Un principe similaire régit le fonctionnement des moteurs de recherche. La mise en place de ces procédés informatiques d’indexation concerne la majorité des revues et généralise leur ambivalence entre interactivité apparente et soumission à l’organisation hypertextuelle. Elle marque aussi leur ouverture progressive vers le réseau par le recensement de l’ensemble des données pertinentes concernant les requêtes, non nécessairement limitées à l’espace de la publication.
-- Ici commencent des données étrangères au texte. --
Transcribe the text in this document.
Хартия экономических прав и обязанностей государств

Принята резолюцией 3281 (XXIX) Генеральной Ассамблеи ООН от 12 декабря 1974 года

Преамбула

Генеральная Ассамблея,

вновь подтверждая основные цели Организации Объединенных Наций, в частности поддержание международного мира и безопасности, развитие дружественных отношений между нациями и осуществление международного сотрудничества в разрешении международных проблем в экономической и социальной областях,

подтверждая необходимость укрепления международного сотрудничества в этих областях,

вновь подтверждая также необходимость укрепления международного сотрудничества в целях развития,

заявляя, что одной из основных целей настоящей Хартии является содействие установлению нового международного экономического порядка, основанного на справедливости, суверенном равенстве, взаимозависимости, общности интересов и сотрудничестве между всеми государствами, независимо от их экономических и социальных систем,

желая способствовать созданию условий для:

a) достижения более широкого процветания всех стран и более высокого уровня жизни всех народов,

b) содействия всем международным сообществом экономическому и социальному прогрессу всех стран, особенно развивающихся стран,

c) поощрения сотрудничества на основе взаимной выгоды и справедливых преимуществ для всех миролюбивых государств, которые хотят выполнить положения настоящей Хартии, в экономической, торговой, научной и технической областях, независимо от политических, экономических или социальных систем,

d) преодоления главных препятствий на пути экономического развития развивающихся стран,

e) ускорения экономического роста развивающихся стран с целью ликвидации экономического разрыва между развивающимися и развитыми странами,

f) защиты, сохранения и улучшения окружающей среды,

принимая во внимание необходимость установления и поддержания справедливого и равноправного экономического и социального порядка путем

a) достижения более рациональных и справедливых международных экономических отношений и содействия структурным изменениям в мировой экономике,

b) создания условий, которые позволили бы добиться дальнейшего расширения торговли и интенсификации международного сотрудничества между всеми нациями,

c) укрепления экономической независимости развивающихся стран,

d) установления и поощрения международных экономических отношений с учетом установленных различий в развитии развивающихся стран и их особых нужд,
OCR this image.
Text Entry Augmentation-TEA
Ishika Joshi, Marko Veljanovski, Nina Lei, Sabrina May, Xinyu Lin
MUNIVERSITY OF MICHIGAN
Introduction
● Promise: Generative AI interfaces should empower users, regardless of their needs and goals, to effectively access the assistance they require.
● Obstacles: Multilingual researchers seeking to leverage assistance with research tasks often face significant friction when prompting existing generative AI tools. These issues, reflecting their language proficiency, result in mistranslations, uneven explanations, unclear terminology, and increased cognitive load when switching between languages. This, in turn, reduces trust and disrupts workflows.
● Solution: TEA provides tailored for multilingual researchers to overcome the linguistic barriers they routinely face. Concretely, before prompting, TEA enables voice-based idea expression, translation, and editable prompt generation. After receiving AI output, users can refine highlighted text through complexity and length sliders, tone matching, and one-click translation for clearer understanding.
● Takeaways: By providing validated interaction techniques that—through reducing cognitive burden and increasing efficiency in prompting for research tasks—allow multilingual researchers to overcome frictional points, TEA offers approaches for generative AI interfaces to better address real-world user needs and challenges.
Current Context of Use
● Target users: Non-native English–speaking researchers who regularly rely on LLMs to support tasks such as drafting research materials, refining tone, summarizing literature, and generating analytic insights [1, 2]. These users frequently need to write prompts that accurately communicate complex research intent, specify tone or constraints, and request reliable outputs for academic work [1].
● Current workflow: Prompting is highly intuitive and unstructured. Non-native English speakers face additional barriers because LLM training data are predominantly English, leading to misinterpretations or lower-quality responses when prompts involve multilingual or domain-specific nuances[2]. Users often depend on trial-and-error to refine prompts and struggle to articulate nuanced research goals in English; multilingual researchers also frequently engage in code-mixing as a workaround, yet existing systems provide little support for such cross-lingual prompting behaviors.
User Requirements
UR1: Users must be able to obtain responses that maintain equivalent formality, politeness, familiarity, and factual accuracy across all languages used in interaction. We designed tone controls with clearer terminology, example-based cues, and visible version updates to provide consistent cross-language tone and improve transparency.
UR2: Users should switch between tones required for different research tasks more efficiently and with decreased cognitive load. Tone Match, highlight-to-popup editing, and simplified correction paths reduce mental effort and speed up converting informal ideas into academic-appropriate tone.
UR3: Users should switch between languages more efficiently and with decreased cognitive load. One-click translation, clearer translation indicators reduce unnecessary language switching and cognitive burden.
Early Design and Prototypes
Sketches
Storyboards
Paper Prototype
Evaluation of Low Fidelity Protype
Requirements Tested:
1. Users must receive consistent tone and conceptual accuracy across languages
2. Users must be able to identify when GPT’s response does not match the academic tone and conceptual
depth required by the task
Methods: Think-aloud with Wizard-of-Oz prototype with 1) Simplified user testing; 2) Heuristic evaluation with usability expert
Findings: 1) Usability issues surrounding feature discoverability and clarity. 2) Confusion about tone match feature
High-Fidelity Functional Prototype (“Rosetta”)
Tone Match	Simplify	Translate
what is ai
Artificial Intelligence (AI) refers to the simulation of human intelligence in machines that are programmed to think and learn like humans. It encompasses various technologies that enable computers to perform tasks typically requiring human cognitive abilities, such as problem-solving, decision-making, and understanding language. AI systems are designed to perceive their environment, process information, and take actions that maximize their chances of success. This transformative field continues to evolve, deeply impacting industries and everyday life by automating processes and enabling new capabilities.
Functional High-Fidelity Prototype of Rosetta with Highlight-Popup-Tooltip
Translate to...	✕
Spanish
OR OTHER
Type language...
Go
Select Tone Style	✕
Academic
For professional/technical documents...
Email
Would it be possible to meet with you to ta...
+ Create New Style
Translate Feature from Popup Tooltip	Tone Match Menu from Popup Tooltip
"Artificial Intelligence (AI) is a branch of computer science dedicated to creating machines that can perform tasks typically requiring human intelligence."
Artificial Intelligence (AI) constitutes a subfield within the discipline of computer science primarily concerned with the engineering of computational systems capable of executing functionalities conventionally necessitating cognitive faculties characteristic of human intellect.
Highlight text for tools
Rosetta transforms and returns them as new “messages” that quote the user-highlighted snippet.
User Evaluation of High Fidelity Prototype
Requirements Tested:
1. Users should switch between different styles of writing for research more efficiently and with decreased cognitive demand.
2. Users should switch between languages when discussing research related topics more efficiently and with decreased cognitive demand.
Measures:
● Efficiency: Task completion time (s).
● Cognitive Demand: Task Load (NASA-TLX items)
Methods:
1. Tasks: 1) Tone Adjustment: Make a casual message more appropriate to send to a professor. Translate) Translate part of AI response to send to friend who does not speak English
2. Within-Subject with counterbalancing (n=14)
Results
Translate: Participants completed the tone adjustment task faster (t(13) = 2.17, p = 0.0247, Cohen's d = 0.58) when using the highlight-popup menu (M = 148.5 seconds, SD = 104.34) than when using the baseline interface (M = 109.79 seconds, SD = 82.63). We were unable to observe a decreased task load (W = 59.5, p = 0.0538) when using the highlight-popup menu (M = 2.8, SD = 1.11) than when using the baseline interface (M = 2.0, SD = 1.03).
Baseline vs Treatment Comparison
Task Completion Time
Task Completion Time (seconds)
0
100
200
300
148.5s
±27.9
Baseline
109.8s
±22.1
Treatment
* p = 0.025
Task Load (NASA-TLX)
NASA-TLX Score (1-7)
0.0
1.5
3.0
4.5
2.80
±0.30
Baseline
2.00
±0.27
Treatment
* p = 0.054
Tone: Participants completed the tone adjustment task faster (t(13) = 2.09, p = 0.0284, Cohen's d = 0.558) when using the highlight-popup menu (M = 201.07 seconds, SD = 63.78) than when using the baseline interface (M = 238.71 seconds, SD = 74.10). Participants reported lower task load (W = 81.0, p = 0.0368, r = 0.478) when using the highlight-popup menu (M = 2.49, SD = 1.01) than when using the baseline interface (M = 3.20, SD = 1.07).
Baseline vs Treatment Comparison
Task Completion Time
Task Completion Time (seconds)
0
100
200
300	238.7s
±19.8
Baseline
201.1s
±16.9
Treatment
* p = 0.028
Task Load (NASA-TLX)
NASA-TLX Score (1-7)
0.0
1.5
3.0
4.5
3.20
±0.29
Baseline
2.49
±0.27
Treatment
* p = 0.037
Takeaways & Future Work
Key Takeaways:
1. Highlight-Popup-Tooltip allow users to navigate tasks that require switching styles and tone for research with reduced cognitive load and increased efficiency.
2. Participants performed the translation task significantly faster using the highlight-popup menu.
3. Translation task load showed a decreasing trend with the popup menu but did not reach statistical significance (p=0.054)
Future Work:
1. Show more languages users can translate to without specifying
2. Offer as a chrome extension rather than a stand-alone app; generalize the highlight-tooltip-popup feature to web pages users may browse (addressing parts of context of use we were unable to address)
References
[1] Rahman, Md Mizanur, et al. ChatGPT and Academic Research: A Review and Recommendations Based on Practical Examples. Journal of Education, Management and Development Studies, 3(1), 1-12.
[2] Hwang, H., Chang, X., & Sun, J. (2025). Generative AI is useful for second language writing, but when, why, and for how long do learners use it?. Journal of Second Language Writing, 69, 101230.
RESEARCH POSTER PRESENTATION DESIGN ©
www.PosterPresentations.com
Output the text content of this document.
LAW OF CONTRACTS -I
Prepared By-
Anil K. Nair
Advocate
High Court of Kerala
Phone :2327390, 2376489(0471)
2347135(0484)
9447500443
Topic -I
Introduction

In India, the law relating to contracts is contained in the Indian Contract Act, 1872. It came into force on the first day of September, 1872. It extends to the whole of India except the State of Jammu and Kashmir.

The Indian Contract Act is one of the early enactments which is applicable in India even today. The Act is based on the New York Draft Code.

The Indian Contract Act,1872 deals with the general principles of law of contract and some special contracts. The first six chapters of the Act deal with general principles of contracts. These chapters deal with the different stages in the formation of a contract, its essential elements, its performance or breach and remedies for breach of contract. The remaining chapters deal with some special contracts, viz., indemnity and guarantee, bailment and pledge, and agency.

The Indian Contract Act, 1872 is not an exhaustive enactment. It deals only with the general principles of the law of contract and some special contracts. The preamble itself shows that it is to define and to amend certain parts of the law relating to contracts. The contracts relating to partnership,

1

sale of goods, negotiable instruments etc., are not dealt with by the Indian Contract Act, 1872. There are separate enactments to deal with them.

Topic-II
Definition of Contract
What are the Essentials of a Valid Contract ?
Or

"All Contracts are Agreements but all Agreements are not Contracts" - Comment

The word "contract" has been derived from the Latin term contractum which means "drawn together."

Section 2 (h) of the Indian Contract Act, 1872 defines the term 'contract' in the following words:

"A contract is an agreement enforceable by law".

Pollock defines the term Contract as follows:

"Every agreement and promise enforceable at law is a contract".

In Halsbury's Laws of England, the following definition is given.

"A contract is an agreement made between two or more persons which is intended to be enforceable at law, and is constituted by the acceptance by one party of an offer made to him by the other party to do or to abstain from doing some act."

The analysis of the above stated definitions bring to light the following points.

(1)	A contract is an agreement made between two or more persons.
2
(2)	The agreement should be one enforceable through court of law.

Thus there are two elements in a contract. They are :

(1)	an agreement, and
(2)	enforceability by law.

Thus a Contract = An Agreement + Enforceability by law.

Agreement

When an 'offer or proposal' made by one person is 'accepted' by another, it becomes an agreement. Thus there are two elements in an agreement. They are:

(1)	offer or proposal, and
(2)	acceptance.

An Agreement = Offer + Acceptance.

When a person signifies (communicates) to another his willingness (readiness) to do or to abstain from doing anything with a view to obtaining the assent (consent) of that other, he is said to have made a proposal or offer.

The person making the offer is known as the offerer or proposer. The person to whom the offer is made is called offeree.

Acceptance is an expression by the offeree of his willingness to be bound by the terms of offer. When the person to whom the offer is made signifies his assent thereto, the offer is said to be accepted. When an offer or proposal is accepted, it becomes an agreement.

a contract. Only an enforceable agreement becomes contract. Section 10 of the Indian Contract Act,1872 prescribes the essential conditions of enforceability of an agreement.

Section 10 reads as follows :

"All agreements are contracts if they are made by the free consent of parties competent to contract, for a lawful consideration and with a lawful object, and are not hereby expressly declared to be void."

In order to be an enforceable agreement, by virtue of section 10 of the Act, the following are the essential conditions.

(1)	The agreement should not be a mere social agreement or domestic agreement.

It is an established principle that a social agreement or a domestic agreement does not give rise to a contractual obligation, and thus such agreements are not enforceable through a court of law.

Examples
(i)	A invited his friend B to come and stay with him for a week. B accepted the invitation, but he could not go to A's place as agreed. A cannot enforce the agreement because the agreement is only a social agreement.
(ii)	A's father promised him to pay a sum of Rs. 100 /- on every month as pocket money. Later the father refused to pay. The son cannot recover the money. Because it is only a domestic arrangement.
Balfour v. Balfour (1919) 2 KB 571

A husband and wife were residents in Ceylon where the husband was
Les revues proposent le plus souvent cette double possibilité d’effectuer des recherches à la fois dans leur stock archivé et sur l’Internet. Comme nous l’avons vu, la recherche de mots-clés ou de phrases entières sur le site Web de Hachette.net couvre par exemple deux terrains d’exploration : “ La sélection Hachette.net ” ou “ Tout l’Internet ”. Cet élargissement de la publication au réseau Internet tout entier, constitue le second développement de la presse électronique lié à l’hypertextualité.

Notes
202.

Nous faisons ici référence à “ l’énonciation piétonnière ”, notion développée in CLEMENT Jean, 1995, Du texte à l’hypertexte : vers une épistémologie de la discursivité hypertextuelle, in Actes du colloque de l’Université Paris 8, Hypertextes et hypermédias, Paris : Hermès, http://www.univ-paris8.fr.

203.

Marie Marchand estimait par exemple que l’interactivité était susceptible de transformer le schéma classique de la communication : le rôle de l’auteur s’apparenterait davantage à celui d’un architecte qu’à celui d’un conteur; le message deviendrait un ensemble de possibles; le récepteur accèderait à un statut de créateur voire de concepteur, in MARCHAND Marie, 1989, La communication à domicile, in CASTEL (du) François, CHAMBAT Pierre, MUSSO Pierre (dir.), L'ordre communicationnel - Les nouvelles technologies de l'information et la communication : enjeux et stratégies, Paris : La Documentation française / CNET-ENST, pp 219-228.

204.

GUILLAUME Marc, 1995, Une société commutative, in DELMAS Richard, MASSIT-FOLLEA Françoise (dir.), Vers la société de l'information - Savoirs, pratiques, médiations - Actes du colloque C.N.E.-C.E./D.G. XIII, Rennes : Apogée, p. 7.

205.

LAMIZET Bernard, 1998, op. cit., p. d 6.

206.

Voir à cet égard la notion d’ “ auto-médiation ”, avancée récemment in WEISSBERG Jean-Louis, 1998, L’auto-médiation sur Internet comme forme politique, Actes du 11° Congrès national des Sciences de l’information et de la communication, Médiations sociales, systèmes d’information et réseaux de communication, Metz : S.F.S.I.C., pp. 239-248.

207.

MIEGE Bernard, 1997, op. cit., p. 42.